Want to participate in a short research study? Help shape the future of investing tools and you could win a $250 gift card!
Science Applications International Corporation (NYSE:SAIC), which is in the it business, and is based in United States, saw a significant share price rise of over 20% in the past couple of months on the NYSE. As a mid-cap stock with high coverage by analysts, you could assume any recent changes in the company’s outlook is already priced into the stock. However, what if the stock is still a bargain? Today I will analyse the most recent data on Science Applications International’s outlook and valuation to see if the opportunity still exists.
Is Science Applications International still cheap?

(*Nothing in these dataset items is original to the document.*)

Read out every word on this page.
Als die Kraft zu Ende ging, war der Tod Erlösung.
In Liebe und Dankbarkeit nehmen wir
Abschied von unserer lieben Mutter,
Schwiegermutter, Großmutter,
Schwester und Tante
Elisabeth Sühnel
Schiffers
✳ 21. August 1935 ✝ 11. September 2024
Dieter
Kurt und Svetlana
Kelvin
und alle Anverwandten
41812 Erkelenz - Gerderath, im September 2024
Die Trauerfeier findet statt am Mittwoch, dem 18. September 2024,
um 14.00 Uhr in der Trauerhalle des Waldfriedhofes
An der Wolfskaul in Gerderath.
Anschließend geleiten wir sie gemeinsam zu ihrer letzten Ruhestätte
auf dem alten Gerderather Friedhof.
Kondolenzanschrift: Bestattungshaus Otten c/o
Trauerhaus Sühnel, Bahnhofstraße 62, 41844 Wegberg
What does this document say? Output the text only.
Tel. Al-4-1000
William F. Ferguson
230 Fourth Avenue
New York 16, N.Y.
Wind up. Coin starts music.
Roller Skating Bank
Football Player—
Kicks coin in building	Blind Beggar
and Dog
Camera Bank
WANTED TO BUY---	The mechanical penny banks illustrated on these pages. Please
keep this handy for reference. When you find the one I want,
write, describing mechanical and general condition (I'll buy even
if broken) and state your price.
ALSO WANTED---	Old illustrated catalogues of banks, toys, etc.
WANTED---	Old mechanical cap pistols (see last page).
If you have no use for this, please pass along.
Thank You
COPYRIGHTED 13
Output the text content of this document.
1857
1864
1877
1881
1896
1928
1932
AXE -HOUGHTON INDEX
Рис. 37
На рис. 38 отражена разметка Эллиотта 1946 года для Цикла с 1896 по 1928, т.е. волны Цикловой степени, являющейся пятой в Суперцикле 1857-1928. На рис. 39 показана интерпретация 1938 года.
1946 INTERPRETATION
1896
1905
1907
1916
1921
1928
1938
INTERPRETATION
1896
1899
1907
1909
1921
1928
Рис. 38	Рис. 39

Good news, investors! Science Applications International is still a bargain right now. According to my valuation, the intrinsic value for the stock is $113.9, but it is currently trading at US$87.17 on the share market, meaning that there is still an opportunity to buy now. What’s more interesting is that, Science Applications International’s share price is quite volatile, which gives us more chances to buy since the share price could sink lower (or rise higher) in the future. This is based on its high beta, which is a good indicator for how much the stock moves relative to the rest of the market.
What kind of growth will Science Applications International generate?
Investors looking for growth in their portfolio may want to consider the prospects of a company before buying its shares. Although value investors would argue that it’s the intrinsic value relative to the price that matter the most, a more compelling investment thesis would be high growth potential at a cheap price. Science Applications International’s earnings over the next few years are expected to double, indicating a very optimistic future ahead. This should lead to stronger cash flows, feeding into a higher share value.
What this means for you:
Are you a shareholder? Since SAIC is currently undervalued, it may be a great time to increase your holdings in the stock. With an optimistic outlook on the horizon, it seems like this growth has not yet been fully factored into the share price. However, there are also other factors such as financial health to consider, which could explain the current undervaluation.
Are you a potential investor? If you’ve been keeping an eye on SAIC for a while, now might be the time to make a leap. Its buoyant future outlook isn’t fully reflected in the current share price yet, which means it’s not too late to buy SAIC. But before you make any investment decisions, consider other factors such as the track record of its management team, in order to make a well-informed investment decision.
Price is just the tip of the iceberg. Dig deeper into what truly matters – the fundamentals – before you make a decision on Science Applications International. You can find everything you need to know about Science Applications International in the latest infographic research report. If you are no longer interested in Science Applications International, you can use our free platform to see my list of over 50 other stocks with a high growth potential.
We aim to bring you long-term focused research analysis driven by fundamental data. Note that our analysis may not factor in the latest price-sensitive company announcements or qualitative material.
If you spot an error that warrants correction, please contact the editor at firstname.lastname@example.org. This article by Simply Wall St is general in nature. It does not constitute a recommendation to buy or sell any stock, and does not take account of your objectives, or your financial situation. Simply Wall St has no position in the stocks mentioned. Thank you for reading.